Aunque siempre es buena la diversificación de industrias, lo más francés que tiene la serie (creada por un británico) es su inspiración en Arsène Lupin, el caballero-ladrón de las novelas policiacas de Maurice Leblanc (que ya de por sí comparte muchas similitudes con Sherlock Holmes). Y a ver, no es que exista tal cosa como un género “francés”, o la siempre burda y generalista etiqueta de “independiente”, pero no es una exageración decir que Lupin se parece más a Hollywood (otra generalización, lo sé) que a François Truffaut o Jean-Luc Godard.

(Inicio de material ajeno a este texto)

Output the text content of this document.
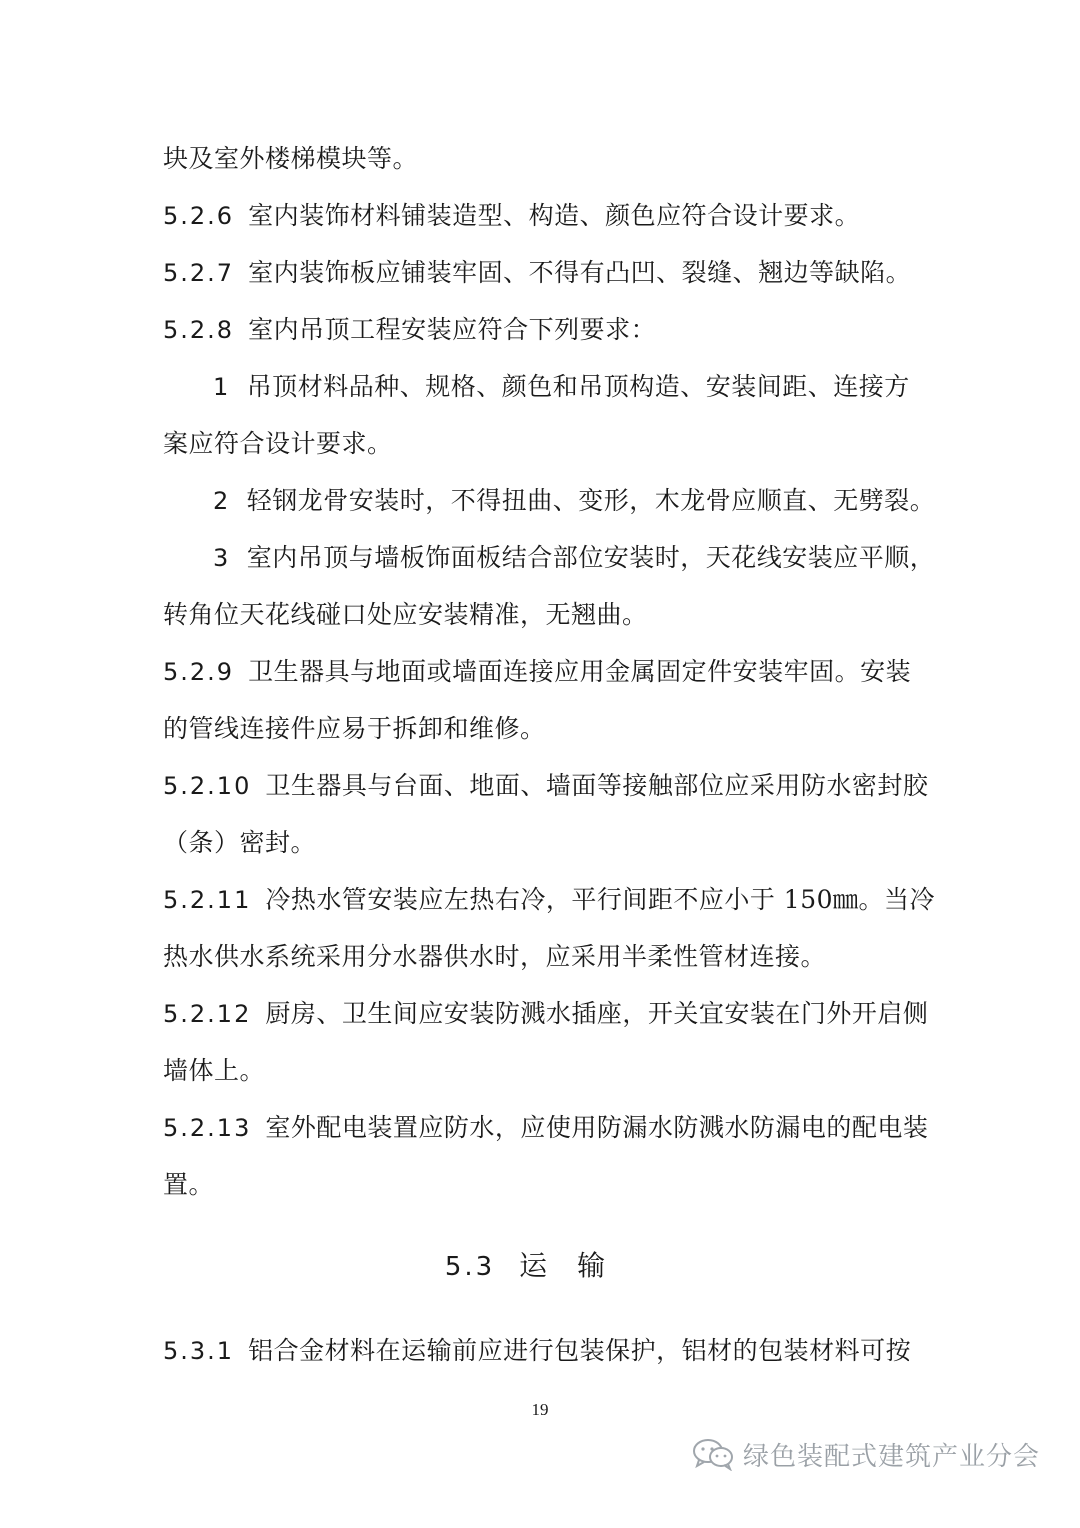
块及室外楼梯模块等。
5.2.6 室内装饰材料铺装造型、构造、颜色应符合设计要求。
5.2.7 室内装饰板应铺装牢固、不得有凸凹、裂缝、翘边等缺陷。
5.2.8 室内吊顶工程安装应符合下列要求：
1 吊顶材料品种、规格、颜色和吊顶构造、安装间距、连接方
案应符合设计要求。
2 轻钢龙骨安装时，不得扭曲、变形，木龙骨应顺直、无劈裂。
3 室内吊顶与墙板饰面板结合部位安装时，天花线安装应平顺，
转角位天花线碰口处应安装精准，无翘曲。
5.2.9 卫生器具与地面或墙面连接应用金属固定件安装牢固。安装
的管线连接件应易于拆卸和维修。
5.2.10 卫生器具与台面、地面、墙面等接触部位应采用防水密封胶
（条）密封。
5.2.11 冷热水管安装应左热右冷，平行间距不应小于 150㎜。当冷
热水供水系统采用分水器供水时，应采用半柔性管材连接。
5.2.12 厨房、卫生间应安装防溅水插座，开关宜安装在门外开启侧
墙体上。
5.2.13 室外配电装置应防水，应使用防漏水防溅水防漏电的配电装
置。
5.3 运输
5.3.1 铝合金材料在运输前应进行包装保护，铝材的包装材料可按
19
绿色装配式建筑产业分会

Pero eso tampoco es necesariamente malo, de hecho la serie brilla más cuando más se inspira en las aceleradas películas de atracos americanas (heist movies). Lupin sabe jugar con los tropos del género: los montajes, el falso fracaso que en realidad es parte del plan, el juego de espías y los incontables ases bajo la manga. Además, Omar Sy es encantador como Assane Diop, protagonista y fabulosa encarnación de esa dualidad de caballero y ladrón de guante blanco. Lupin es rápida y se pasa bien, sin embargo, quiere ser más que una serie sobre atracos.
Pronto descubrimos que el robo que detona la serie, el del collar de María Antonieta, no es la finalidad de nuestro protagonista, sino el medio por el cual Assane quiere limpiar el nombre de su padre. Veinticinco años atras, Babakar Diop fue incriminado por el robo de ese mismo collar y su encarcelación le arrastró al suicidio cuando Assane era tan solo un adolescente.
Evidentemente hay un esfuerzo —y grandes trozos de metraje— para que la profundidad de sus personajes y su entorno social (discriminación, pobreza, venganza) sean los que amplifiquen sus aventuras, pero hay un desequilibrio entre la pericia que tienen sus creadores al dirigir los momentos de acción y la esterilidad a la hora de ahondar en las luces y sombras de sus personajes.
Por más carismático que sea Assane (y en serio lo es, mucho), cuando el dramatismo tiene que primar por encima de la acción, las escenas se caen sin llegar a un clímax. El antagonista es una caricatura irrefutablemente malvada. Para ser una serie de ladrones, o sea, de “buenos” que hacen cosas “malas”, o de “malos” que hacen cosas “buenas” (es decir, seres humanos matizados, comunes y silvestres), Lupin trata a su villano en términos absolutos.
O por lo menos lo hace hasta ahora. Es difícil dar un veredicto, ya que la serie está a medio palo. Los primeros y únicos cinco episodios no marcan un final de temporada ni de capítulo, es más bien un tijeretazo que partió la serie por la mitad, una decisión más mercadotécnica que narrativa. El resto de episodios ya se grabaron y están prácticamente listos, sin embargo, Netflix exprimirá unos meses más de hype antes de soltarla por completo.
Lupin es una serie magnética, encantadora y con un protagonista entrañable, pero que, aún cuando se quiere poner seria, no puede huir de su entretenida esterilidad.